There are vast amounts of options for heroin addiction treatment. Once addiction is identified by the dependent, treatment becomes more effective. The first step in treatment would be to detox completely off of the heroin. Methadone, Buprenorphine, or Alpha-2 Agonists (Clonidine and Lofexidine) are some substances that act as an opioid, and can reduce withdrawal effects, therefore making the detoxification less painful. Treatment of heroin dependency is associated with a full behavioral change. There are various forms of behavioral therapies, which aim to find a root of emotional discomfort that causes the dependent to use.
Detoxification programs aim to achieve safe and humane withdrawal from opiates by minimizing the severity of withdrawal symptoms.
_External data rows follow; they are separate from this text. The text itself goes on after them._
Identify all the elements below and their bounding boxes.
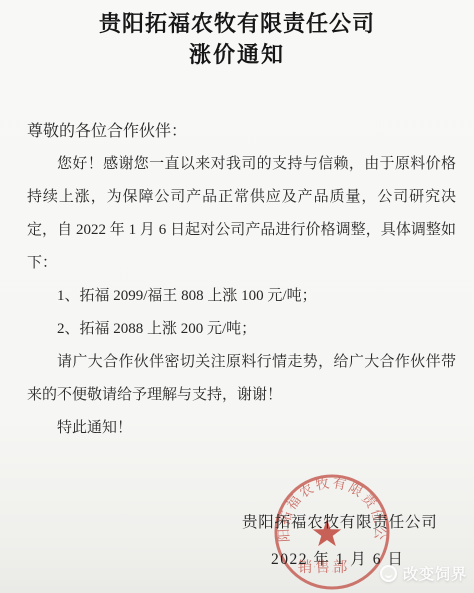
price-item-2: 2、拓福 2088 上涨 200 元/吨； — [27, 313, 456, 346]
paragraph-apology: 请广大合作伙伴密切关注原料行情走势，给广大合作伙伴带来的不便敬请给予理解与支持，… — [27, 346, 456, 412]
watermark-label: 改变饲界 — [403, 563, 467, 584]
greeting-line: 尊敬的各位合作伙伴： — [27, 115, 456, 148]
signature-company: 贵阳拓福农牧有限责任公司 — [242, 510, 438, 532]
notice-document: 贵阳拓福农牧有限责任公司 涨价通知 尊敬的各位合作伙伴： 您好！感谢您一直以来对… — [0, 0, 474, 593]
document-title: 贵阳拓福农牧有限责任公司 — [0, 9, 474, 39]
watermark-logo-icon — [380, 565, 397, 582]
closing-line: 特此通知！ — [27, 412, 456, 445]
document-subtitle: 涨价通知 — [0, 41, 474, 69]
watermark: 改变饲界 — [380, 563, 467, 584]
price-item-1: 1、拓福 2099/福王 808 上涨 100 元/吨； — [27, 280, 456, 313]
paragraph-intro: 您好！感谢您一直以来对我司的支持与信赖，由于原料价格持续上涨，为保障公司产品正常… — [27, 148, 456, 280]
document-body: 尊敬的各位合作伙伴： 您好！感谢您一直以来对我司的支持与信赖，由于原料价格持续上… — [0, 115, 474, 445]
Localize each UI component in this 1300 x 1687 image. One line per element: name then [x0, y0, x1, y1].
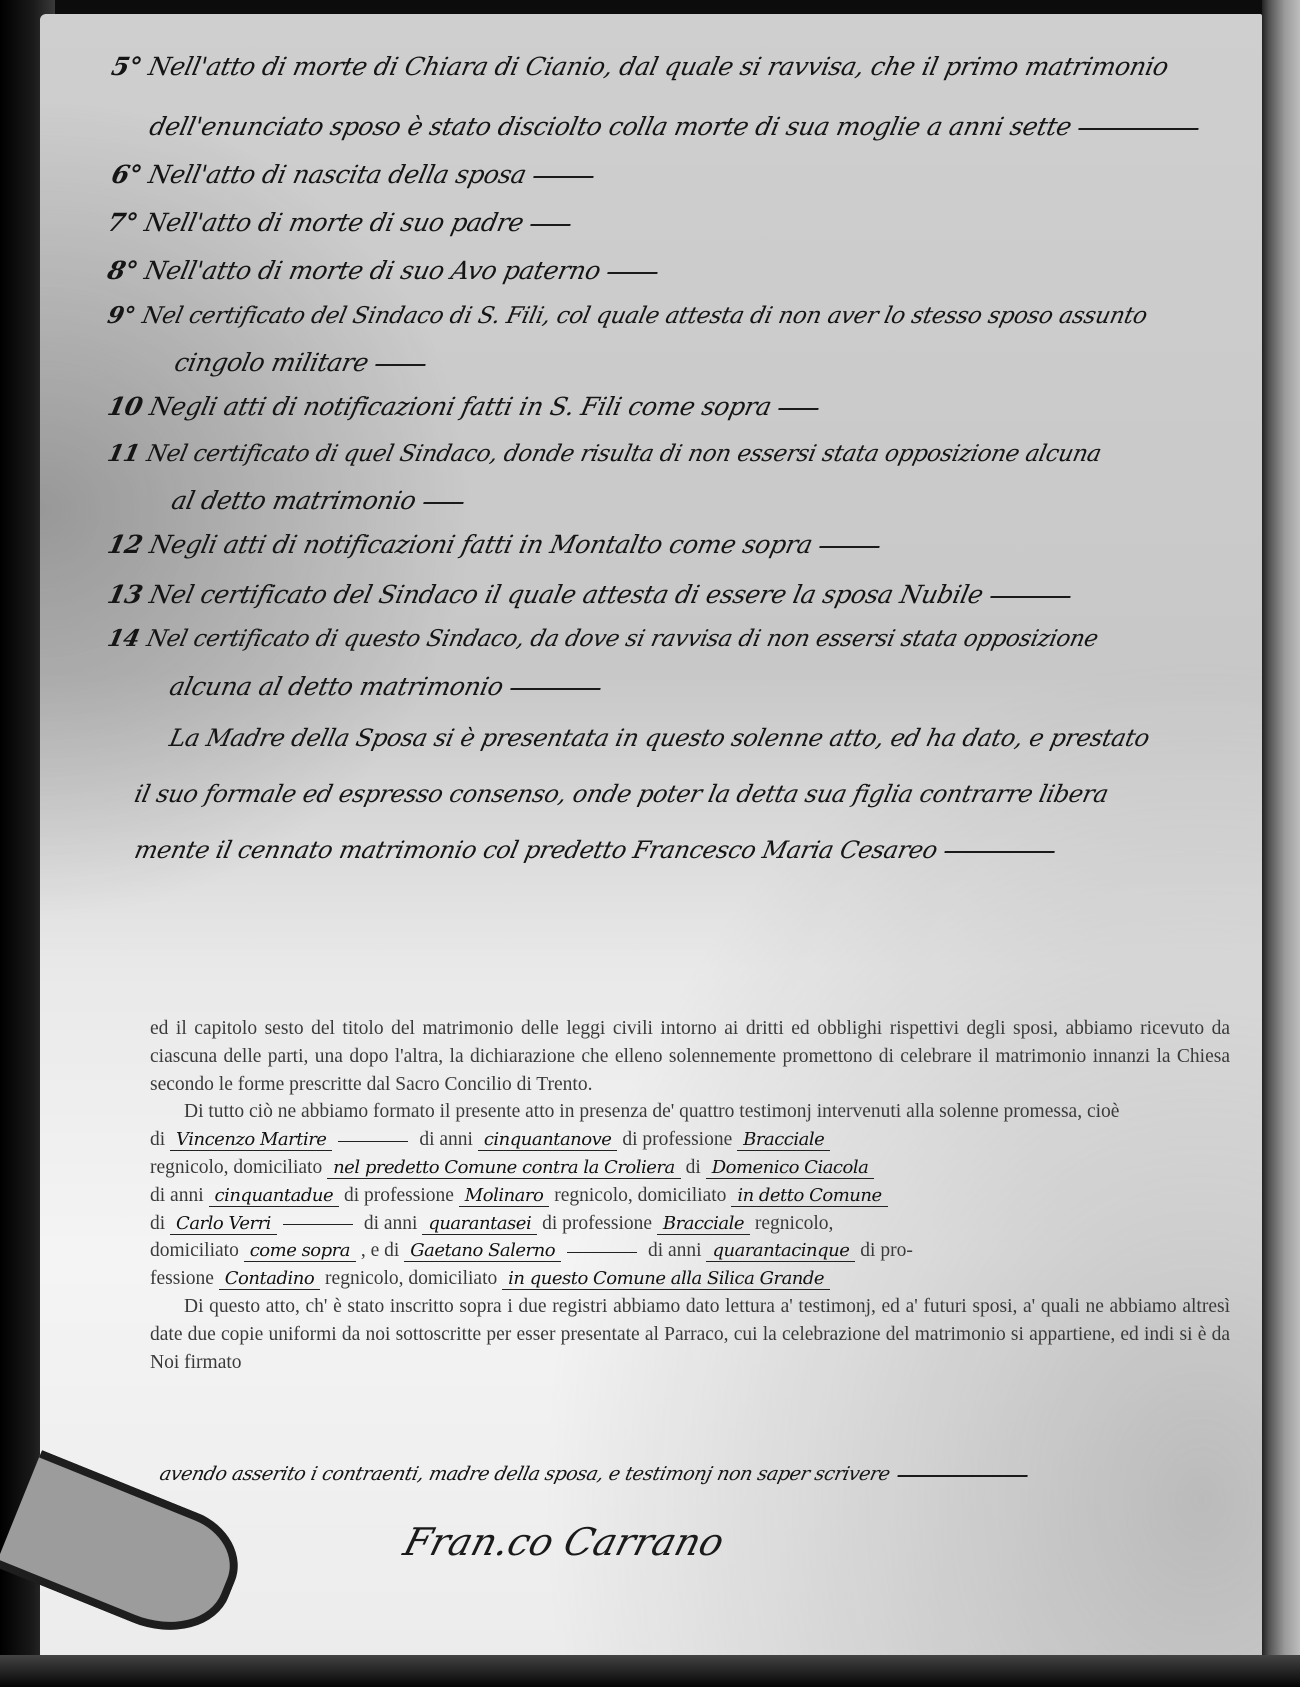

Detox is not considered to be by itself a treatment for addiction. Detoxification is useful only when followed by a long-term treatment. Some examples of long-term treatment is residential or outpatient treatment centers, medications as part as treatment, or various forms of therapy.
The use of methadone is primarily overseen by a clinic. When properly prescribed, methadone is not intoxicating or sedating, and its effects do not interfere with ordinary activities such as operating a vehicle. Methadone relieves cravings, which is a major cause of relapse for heroin addicts. The effect of Methadone can last anywhere from four to six times longer than heroin. Methadone is medically safe even when used for 10 years or more. Methadone dosages must be carefully monitored in patients receiving treatment for HIV.
The use of Buprenorphine is an alternative method for the detoxification process. Compared with other medications such as Methadone, Buprenorphine causes weaker opiate effects and is less likely to result in an overdose. Buprenorphine causes less physical dependence; therefore patients who discontinue use generally have fewer withdrawal symptoms than do those who stop taking Methadone.
In addition to Methadone and Buprenorphine, an Alpha-2 Adrenergic Agnostic can be prescribed. Forms of Alpha-2 Adrenergic Agnostics such as Clonidine or Naloxone block the effect of heroin. Meaning even when used the effect of heroin to an addict can no longer be obtained. Naloxone has a long-lasting effect, ranging from 1 to 3 days. This treatment is especially helpful when treating highly motivated individuals who desire to stop, but remain craving the sensation the drug may give.
Behavioral therapies have the highest success rate of recovery from addiction. There are many effective behavioral treatments available for heroin addiction. Residential and outpatient approaches combined with a detox have been proven to improve manageability of addiction. Several new behavioral therapies such as contingency management therapy and cognitive behavioral interventions have shown particular promise as treatments for heroin addiction, especially when applied in concert with pharmaco therapies. Contingency management therapy uses a voucher based system, where patients earn incentives based on performance. Cognitive behavioral interventions are designed to help modify the patient’s expectations and behaviors related to drug use. By increasing coping skills meant for dealing with life on life’s terms, patients are able to find solutions other than heroin to deal with various life stressors.
By combining both behavioral and pharmacological treatments patients have shown the ability to restore normal brain functions and behaviors. Recovery requires long-term maintenance. Recovery results in an increase in employment rates and lower risks of sexually transmitted diseases.